The Devil All the Time (Netflix, September 16) does things a bit differently. It obscures and highlights simultaneously as it transforms its title’s letters into windows. They carve into the frame (a grungy gray with a splash of water in the bottom left corner) in order to let the actors enter our gaze.
I’m a big fan of this type of design trick (most recently achieved by Brandon Schaefer on Donnybrook). Usually those letters open up on a scene, but here we get an actor for each one: nine giant openings and nine top-billed stars. Rather than just plop them in, though, these characters are cropped with meticulous care. Some are vertical. Some are horizontal. Some are looking at us. Some are looking off-screen. There’s a story in each, a tease of what’s to come.
Leroy and Rose’s Antebellum (VOD, September 18) skews more towards the first example of obstruction as Janelle Monáe’s mouth is covered by a stenciled butterfly dripping red. When the poster is viewed as an object, it becomes paint sprayed on graffiti-style. When looked upon as a visualization of the film, it becomes blood, violence, and a representation of the character’s inability to stop it. We cannot hear her scream.
It’s an evocative image that leads into the subject matter while also proving to be a simple yet effective composition marrying photography and graphic elements. There’s a bigger sense of drama than P+A’s tease too with its darker coloring and the presence of an emotional expression courtesy of Monáe’s eyes. That’s not to say the bleeding butterfly isn’t a great image in its own right. It’s simply more clinical and obtuse. I also hate the tagline. The double “You” is clunky and redundant. There are so many better ways to get that message across.
Coarse grain
Netflix shows some more inspiration this month by joining Array to hire Matt Needle on September 16’s release of Residue. Talk about the antithesis of gloss photography. This image is filtered through ample grain, veiled in color, and allowed to express a feeling beyond the person depicted to perfectly epitomize its title. This is a lingering image of what was. A memory. A ghost.
And the photo isn’t at the top. The whole is reminiscent in tactility to gritty 70s posters with images framed above text on white, but that formula is reversed so that the title isn’t crushed beneath the weight. Instead it stands above as a label and sticks out with its bold serif in sentence case contrasting the all-caps sans serif surrounding it. Think of it as a museum piece: photo and card.
P+A seeks a similar effect despite retaining the idea of glossy photography on The Nest (limited, September 18 / VOD, November 17). The grain created by low light lends it a matte finish and extra drama. It ages the whole, placing the proceedings into period piece territory as though it was unearthed from an album collecting dust in the attic.
It’s also a bit of an optical illusion thanks to the scratches and shallow focus. Is it a photograph or a mirror? Is Jude Law present or a fading memory? Is Carrie Coon ready to turn and look at him or has she already turned away? The image is rife with contradictions and possibilities—deafening in its silence with so much that needs to still be said.

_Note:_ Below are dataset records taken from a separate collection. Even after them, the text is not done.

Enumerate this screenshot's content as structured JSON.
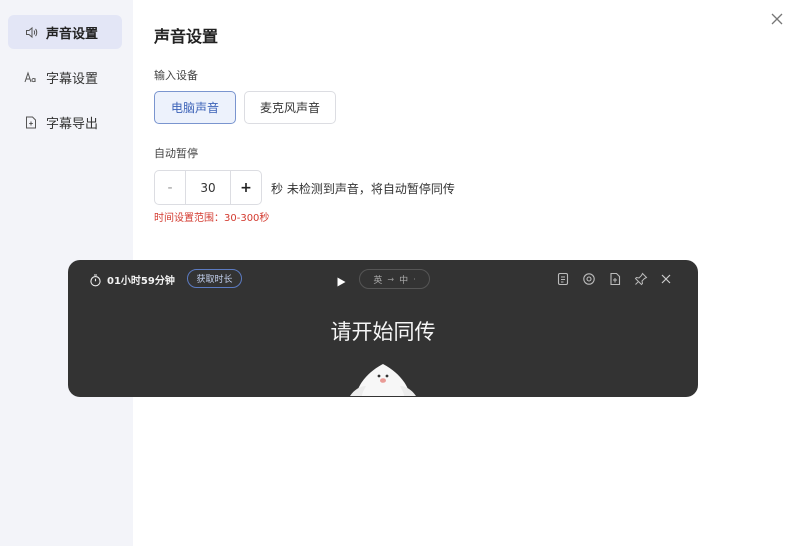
{
  "sidebar": {
    "items": [
      {
        "label": "声音设置",
        "icon": "speaker-icon"
      },
      {
        "label": "字幕设置",
        "icon": "font-size-icon"
      },
      {
        "label": "字幕导出",
        "icon": "file-export-icon"
      }
    ],
    "active_index": 0
  },
  "main": {
    "title": "声音设置",
    "input_device": {
      "label": "输入设备",
      "options": [
        "电脑声音",
        "麦克风声音"
      ],
      "selected": "电脑声音"
    },
    "auto_pause": {
      "label": "自动暂停",
      "minus": "-",
      "value": "30",
      "plus": "+",
      "suffix": "秒 未检测到声音，将自动暂停同传",
      "hint": "时间设置范围：30-300秒"
    }
  },
  "overlay": {
    "timer": "01小时59分钟",
    "get_duration": "获取时长",
    "source_lang": "英",
    "arrow": "→",
    "target_lang": "中",
    "dropdown_dot": "·",
    "message": "请开始同传",
    "icons": [
      "document-icon",
      "settings-icon",
      "export-icon",
      "pin-icon",
      "close-icon"
    ]
  },
  "colors": {
    "sidebar_bg": "#f3f4f9",
    "sidebar_active": "#e3e6f6",
    "accent": "#3d63b8",
    "hint_red": "#d33a2f",
    "overlay_bg": "#333333"
  }
}
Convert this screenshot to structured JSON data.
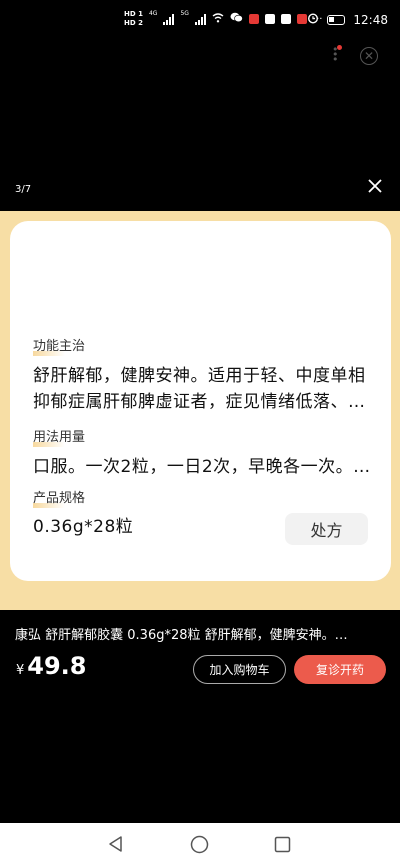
{
  "status_bar": {
    "hd1": "HD 1",
    "hd2": "HD 2",
    "net1": "4G",
    "net2": "5G",
    "time": "12:48"
  },
  "viewer": {
    "counter": "3/7"
  },
  "card": {
    "function_label": "功能主治",
    "function_line1": "舒肝解郁，健脾安神。适用于轻、中度单相",
    "function_line2": "抑郁症属肝郁脾虚证者，症见情绪低落、…",
    "usage_label": "用法用量",
    "usage_text": "口服。一次2粒，一日2次，早晚各一次。…",
    "spec_label": "产品规格",
    "spec_value": "0.36g*28粒",
    "rx_label": "处方"
  },
  "product": {
    "title": "康弘 舒肝解郁胶囊 0.36g*28粒 舒肝解郁，健脾安神。…",
    "currency": "¥",
    "price": "49.8",
    "add_cart_label": "加入购物车",
    "buy_label": "复诊开药"
  },
  "colors": {
    "band": "#f7dea5",
    "accent_red": "#ec5b4c"
  }
}
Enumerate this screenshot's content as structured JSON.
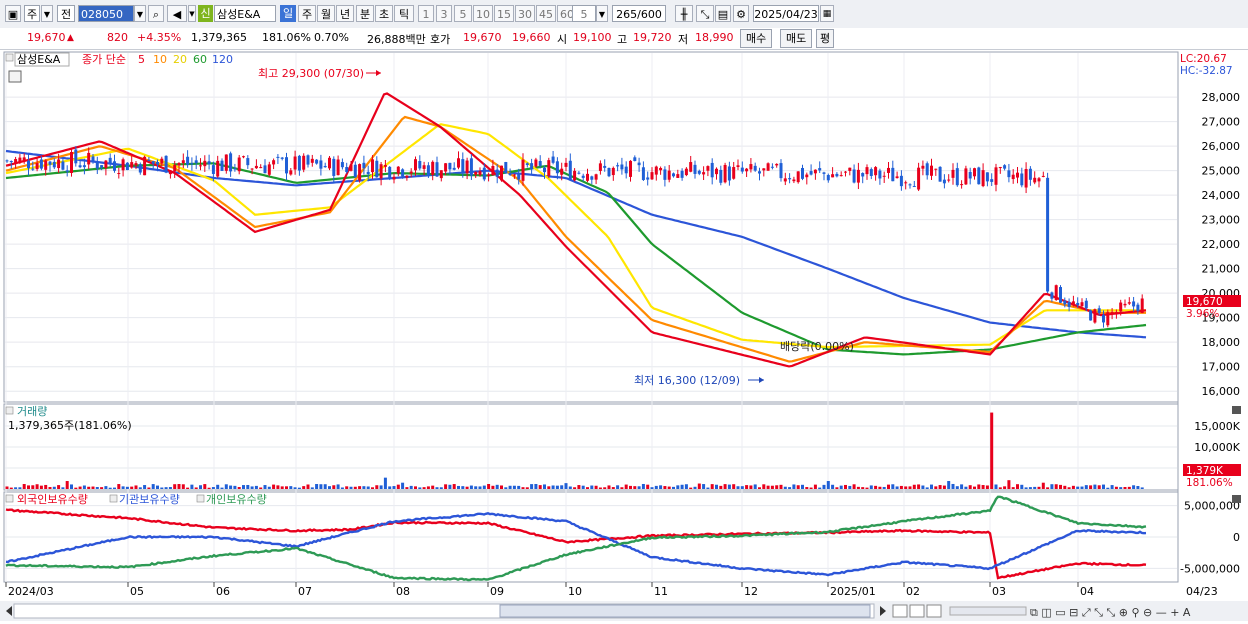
{
  "toolbar": {
    "period_type": "주",
    "prev": "전",
    "code": "028050",
    "new_badge": "신",
    "name": "삼성E&A",
    "tf_day": "일",
    "tf_week": "주",
    "tf_month": "월",
    "tf_year": "년",
    "tf_min": "분",
    "tf_sec": "초",
    "tf_tick": "틱",
    "n1": "1",
    "n3": "3",
    "n5": "5",
    "n10": "10",
    "n15": "15",
    "n30": "30",
    "n45": "45",
    "n60": "60",
    "interval_value": "5",
    "count": "265",
    "count_total": "/600",
    "date": "2025/04/23",
    "icon_candle": "candle-icon",
    "icon_tools": "tools-icon",
    "icon_save": "save-icon",
    "icon_settings": "gear-icon"
  },
  "quote": {
    "price": "19,670",
    "arrow": "▲",
    "change": "820",
    "change_pct": "+4.35%",
    "volume": "1,379,365",
    "vol_ratio": "181.06%",
    "turnover_pct": "0.70%",
    "amount": "26,888백만",
    "ask_label": "호가",
    "ask": "19,670",
    "bid": "19,660",
    "open_label": "시",
    "open": "19,100",
    "high_label": "고",
    "high": "19,720",
    "low_label": "저",
    "low": "18,990",
    "buy": "매수",
    "sell": "매도",
    "flat": "평"
  },
  "colors": {
    "up": "#e8001c",
    "down": "#1f5fd6",
    "ma5": "#e8001c",
    "ma10": "#ff8a00",
    "ma20": "#ffe600",
    "ma60": "#1e9a2e",
    "ma120": "#2c55d8"
  },
  "price_panel": {
    "stock_label": "삼성E&A",
    "ma_label": "종가 단순",
    "ma_periods": [
      "5",
      "10",
      "20",
      "60",
      "120"
    ],
    "lc": "LC:20.67",
    "hc": "HC:-32.87",
    "high_note": "최고 29,300 (07/30)",
    "low_note": "최저 16,300 (12/09)",
    "dividend_note": "배당락(0.00%)",
    "last_price": "19,670",
    "last_pct": "3.96%"
  },
  "volume_panel": {
    "title": "거래량",
    "info": "1,379,365주(181.06%)",
    "last_tag": "1,379K",
    "last_pct": "181.06%"
  },
  "flow_panel": {
    "labels": [
      "외국인보유수량",
      "기관보유수량",
      "개인보유수량"
    ]
  },
  "x_axis": {
    "labels": [
      "2024/03",
      "05",
      "06",
      "07",
      "08",
      "09",
      "10",
      "11",
      "12",
      "2025/01",
      "02",
      "03",
      "04"
    ],
    "end_label": "04/23"
  },
  "chart_data": [
    {
      "type": "candlestick",
      "title": "삼성E&A",
      "legend": [
        "종가 단순 5",
        "10",
        "20",
        "60",
        "120"
      ],
      "ylim": [
        15600,
        29800
      ],
      "yticks": [
        "16,000",
        "17,000",
        "18,000",
        "19,000",
        "20,000",
        "21,000",
        "22,000",
        "23,000",
        "24,000",
        "25,000",
        "26,000",
        "27,000",
        "28,000"
      ],
      "close_path": [
        [
          "2024/03",
          25400
        ],
        [
          "03/20",
          24700
        ],
        [
          "04/05",
          25900
        ],
        [
          "04/20",
          26300
        ],
        [
          "05",
          26000
        ],
        [
          "05/20",
          24700
        ],
        [
          "06",
          24100
        ],
        [
          "06/20",
          22500
        ],
        [
          "07",
          23500
        ],
        [
          "07/15",
          23500
        ],
        [
          "07/22",
          25400
        ],
        [
          "07/30",
          28300
        ],
        [
          "08/05",
          25900
        ],
        [
          "08/20",
          26900
        ],
        [
          "09",
          26000
        ],
        [
          "09/10",
          23800
        ],
        [
          "09/25",
          24100
        ],
        [
          "10",
          21700
        ],
        [
          "10/20",
          20700
        ],
        [
          "11",
          18300
        ],
        [
          "11/20",
          17700
        ],
        [
          "12",
          18300
        ],
        [
          "12/09",
          17300
        ],
        [
          "12/20",
          16900
        ],
        [
          "2025/01",
          17700
        ],
        [
          "01/20",
          18300
        ],
        [
          "02",
          17800
        ],
        [
          "02/20",
          18300
        ],
        [
          "03",
          17200
        ],
        [
          "03/10",
          18300
        ],
        [
          "03/20",
          20300
        ],
        [
          "04",
          19400
        ],
        [
          "04/10",
          19000
        ],
        [
          "04/23",
          19670
        ]
      ],
      "ma5": [
        [
          "2024/03",
          25200
        ],
        [
          "04/20",
          26200
        ],
        [
          "05/20",
          24900
        ],
        [
          "06/20",
          22500
        ],
        [
          "07/15",
          23400
        ],
        [
          "07/30",
          28200
        ],
        [
          "08/20",
          26800
        ],
        [
          "09/10",
          24000
        ],
        [
          "10",
          21900
        ],
        [
          "11",
          18400
        ],
        [
          "12/20",
          17000
        ],
        [
          "01/20",
          18200
        ],
        [
          "03",
          17500
        ],
        [
          "03/20",
          20000
        ],
        [
          "04/10",
          19100
        ],
        [
          "04/23",
          19300
        ]
      ],
      "ma10": [
        [
          "2024/03",
          25000
        ],
        [
          "04/20",
          26000
        ],
        [
          "05/20",
          25100
        ],
        [
          "06/20",
          22700
        ],
        [
          "07/15",
          23300
        ],
        [
          "08/05",
          27200
        ],
        [
          "08/20",
          26800
        ],
        [
          "09/10",
          24600
        ],
        [
          "10",
          22300
        ],
        [
          "11",
          18900
        ],
        [
          "12/20",
          17200
        ],
        [
          "01/20",
          18000
        ],
        [
          "03",
          17600
        ],
        [
          "03/20",
          19700
        ],
        [
          "04/10",
          19200
        ],
        [
          "04/23",
          19200
        ]
      ],
      "ma20": [
        [
          "2024/03",
          24900
        ],
        [
          "05",
          25900
        ],
        [
          "06",
          24600
        ],
        [
          "06/20",
          23200
        ],
        [
          "07/15",
          23500
        ],
        [
          "08/20",
          26900
        ],
        [
          "09",
          26500
        ],
        [
          "09/25",
          24700
        ],
        [
          "10/20",
          22300
        ],
        [
          "11",
          19400
        ],
        [
          "12",
          18100
        ],
        [
          "2025/01",
          17800
        ],
        [
          "03",
          17900
        ],
        [
          "03/20",
          19300
        ],
        [
          "04/23",
          19300
        ]
      ],
      "ma60": [
        [
          "2024/03",
          24700
        ],
        [
          "05",
          25200
        ],
        [
          "06",
          25300
        ],
        [
          "07",
          24500
        ],
        [
          "08",
          24900
        ],
        [
          "09",
          24800
        ],
        [
          "09/25",
          25200
        ],
        [
          "10/20",
          24100
        ],
        [
          "11",
          22000
        ],
        [
          "12",
          19200
        ],
        [
          "2025/01",
          17700
        ],
        [
          "02",
          17500
        ],
        [
          "03",
          17700
        ],
        [
          "04",
          18400
        ],
        [
          "04/23",
          18700
        ]
      ],
      "ma120": [
        [
          "2024/03",
          25800
        ],
        [
          "05",
          25200
        ],
        [
          "06",
          24700
        ],
        [
          "07",
          24400
        ],
        [
          "08",
          24700
        ],
        [
          "09",
          25000
        ],
        [
          "10",
          24700
        ],
        [
          "11",
          23200
        ],
        [
          "12",
          22300
        ],
        [
          "2025/01",
          21000
        ],
        [
          "02",
          19800
        ],
        [
          "03",
          18800
        ],
        [
          "04",
          18400
        ],
        [
          "04/23",
          18200
        ]
      ]
    },
    {
      "type": "bar",
      "title": "거래량",
      "yticks": [
        "5,000K",
        "10,000K",
        "15,000K"
      ],
      "ylim": [
        0,
        20000
      ],
      "spikes": [
        [
          "2024/03",
          600
        ],
        [
          "04/05",
          1900
        ],
        [
          "07/30",
          2700
        ],
        [
          "08/05",
          1500
        ],
        [
          "10",
          1400
        ],
        [
          "11/20",
          1300
        ],
        [
          "2025/01",
          1900
        ],
        [
          "02/20",
          1900
        ],
        [
          "03",
          18200
        ],
        [
          "03/10",
          2100
        ],
        [
          "03/20",
          1500
        ],
        [
          "04/23",
          1379
        ]
      ]
    },
    {
      "type": "line",
      "title": "외국인보유수량 기관보유수량 개인보유수량",
      "yticks": [
        "5,000,000",
        "0",
        "-5,000,000"
      ],
      "ylim": [
        -7000000,
        7000000
      ],
      "series": [
        {
          "name": "외국인보유수량",
          "color": "#e8001c",
          "points": [
            [
              "2024/03",
              4300000
            ],
            [
              "05",
              3000000
            ],
            [
              "06",
              1500000
            ],
            [
              "07",
              1000000
            ],
            [
              "07/22",
              1200000
            ],
            [
              "08",
              2300000
            ],
            [
              "09",
              2200000
            ],
            [
              "10",
              -800000
            ],
            [
              "11",
              200000
            ],
            [
              "12",
              500000
            ],
            [
              "2025/01",
              700000
            ],
            [
              "02",
              1000000
            ],
            [
              "03",
              700000
            ],
            [
              "03/05",
              -6500000
            ],
            [
              "04",
              -4200000
            ],
            [
              "04/23",
              -4500000
            ]
          ]
        },
        {
          "name": "기관보유수량",
          "color": "#2c55d8",
          "points": [
            [
              "2024/03",
              -4000000
            ],
            [
              "05",
              0
            ],
            [
              "06",
              0
            ],
            [
              "07",
              -1500000
            ],
            [
              "08",
              2500000
            ],
            [
              "09",
              3700000
            ],
            [
              "10",
              2500000
            ],
            [
              "11",
              -3200000
            ],
            [
              "12",
              -5000000
            ],
            [
              "2025/01",
              -6000000
            ],
            [
              "02",
              -4000000
            ],
            [
              "03",
              -5000000
            ],
            [
              "04",
              1000000
            ],
            [
              "04/23",
              700000
            ]
          ]
        },
        {
          "name": "개인보유수량",
          "color": "#2e9a55",
          "points": [
            [
              "2024/03",
              -4500000
            ],
            [
              "05",
              -4800000
            ],
            [
              "06",
              -3000000
            ],
            [
              "07",
              -1800000
            ],
            [
              "08",
              -6500000
            ],
            [
              "09",
              -6800000
            ],
            [
              "10",
              -2800000
            ],
            [
              "11",
              -100000
            ],
            [
              "12",
              200000
            ],
            [
              "2025/01",
              800000
            ],
            [
              "02",
              2500000
            ],
            [
              "03",
              4200000
            ],
            [
              "03/05",
              6500000
            ],
            [
              "04",
              2200000
            ],
            [
              "04/23",
              1600000
            ]
          ]
        }
      ]
    }
  ]
}
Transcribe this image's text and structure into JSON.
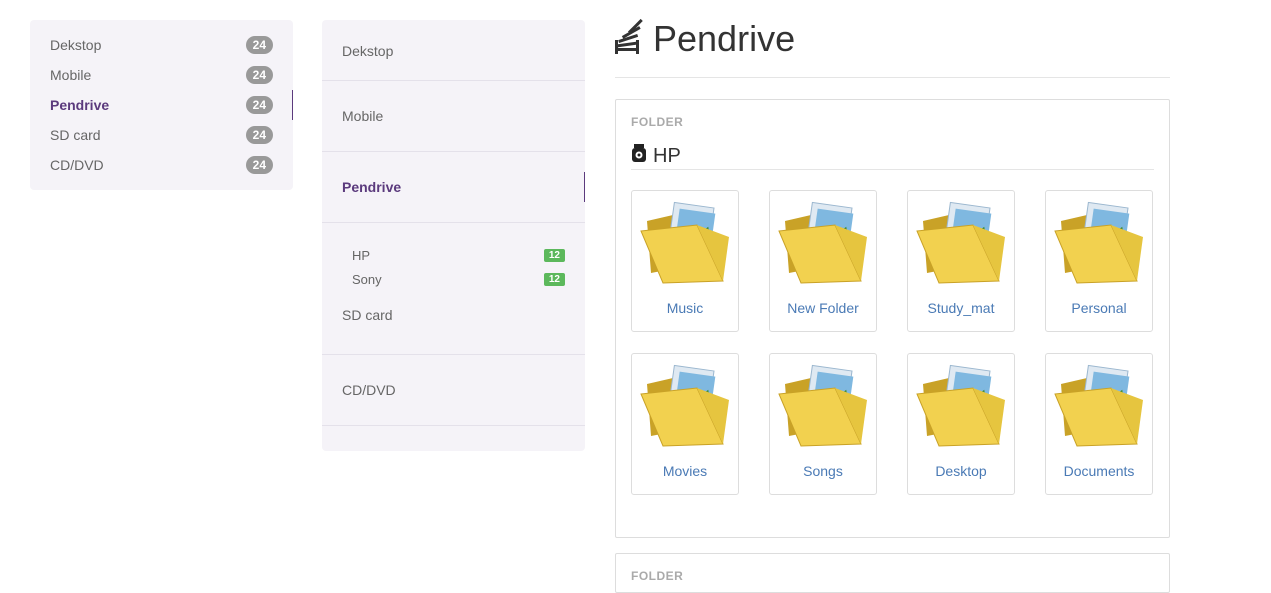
{
  "nav_primary": [
    {
      "label": "Dekstop",
      "count": "24"
    },
    {
      "label": "Mobile",
      "count": "24"
    },
    {
      "label": "Pendrive",
      "count": "24"
    },
    {
      "label": "SD card",
      "count": "24"
    },
    {
      "label": "CD/DVD",
      "count": "24"
    }
  ],
  "nav_primary_active": "Pendrive",
  "nav_secondary": {
    "items": [
      "Dekstop",
      "Mobile",
      "Pendrive",
      "SD card",
      "CD/DVD"
    ],
    "active": "Pendrive",
    "subitems": [
      {
        "label": "HP",
        "count": "12"
      },
      {
        "label": "Sony",
        "count": "12"
      }
    ]
  },
  "main": {
    "title": "Pendrive",
    "section_label": "FOLDER",
    "device_name": "HP",
    "folders": [
      "Music",
      "New Folder",
      "Study_mat",
      "Personal",
      "Movies",
      "Songs",
      "Desktop",
      "Documents"
    ],
    "next_section_label": "FOLDER"
  },
  "colors": {
    "accent": "#5b3a7d",
    "link": "#4a7ab5",
    "badge_gray": "#999999",
    "badge_green": "#5cb85c",
    "panel_bg": "#f5f3f8"
  },
  "icons": {
    "title_icon": "stack-icon",
    "device_icon": "usb-drive-icon",
    "folder_icon": "folder-icon"
  }
}
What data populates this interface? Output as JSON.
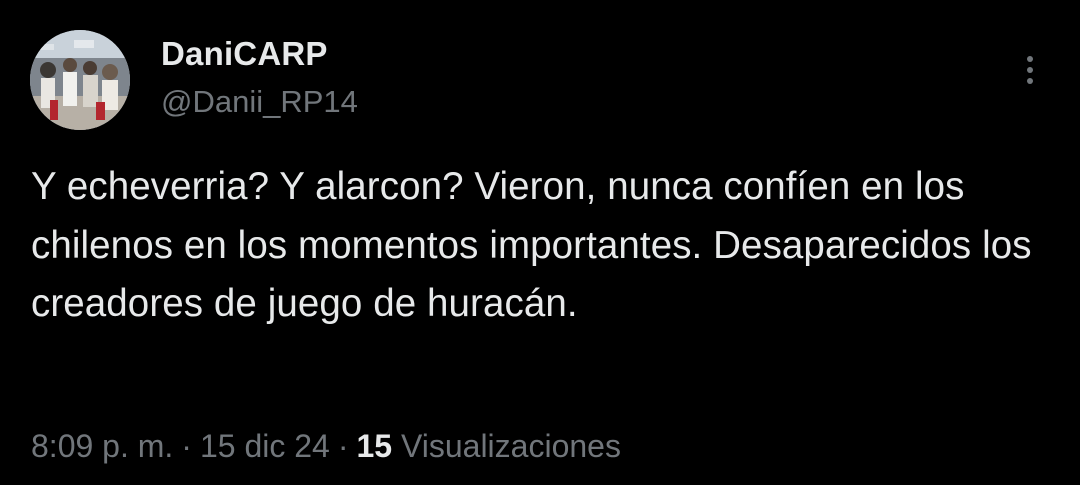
{
  "tweet": {
    "author": {
      "display_name": "DaniCARP",
      "handle": "@Danii_RP14",
      "avatar_icon": "crowd-photo-avatar"
    },
    "text": "Y echeverria? Y alarcon? Vieron, nunca confíen en los chilenos en los momentos importantes. Desaparecidos los creadores de juego de huracán.",
    "time": "8:09 p. m.",
    "separator": "·",
    "date": "15 dic 24",
    "views_count": "15",
    "views_label": "Visualizaciones",
    "more_icon": "more-vertical-icon"
  },
  "colors": {
    "background": "#000000",
    "primary_text": "#e7e9ea",
    "secondary_text": "#71767b"
  }
}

And that leaves us with a combination of both courtesy of Small Dog Design’s Entwined (VOD, September 8). It’s an image, a feeling, and a mystery all wrapped in one. It’s both portrait and landscape, intent on having us linger in the foreground while wishing we could enter the background and see who owns the shadows in the distance.
We’re disoriented by the ninety-degree turn and yet grounded by the text ensuring everything is where it’s supposed to be. The red title is muted into a dull shriek as the points and lines of its letters try to escape the confines of their position, their distressed scuffs helping the word feel at home within the forest’s fuzzy naturalism. Suddenly nothing about it is quite what it seems.
What is your favorite September release poster? What could have used a rework?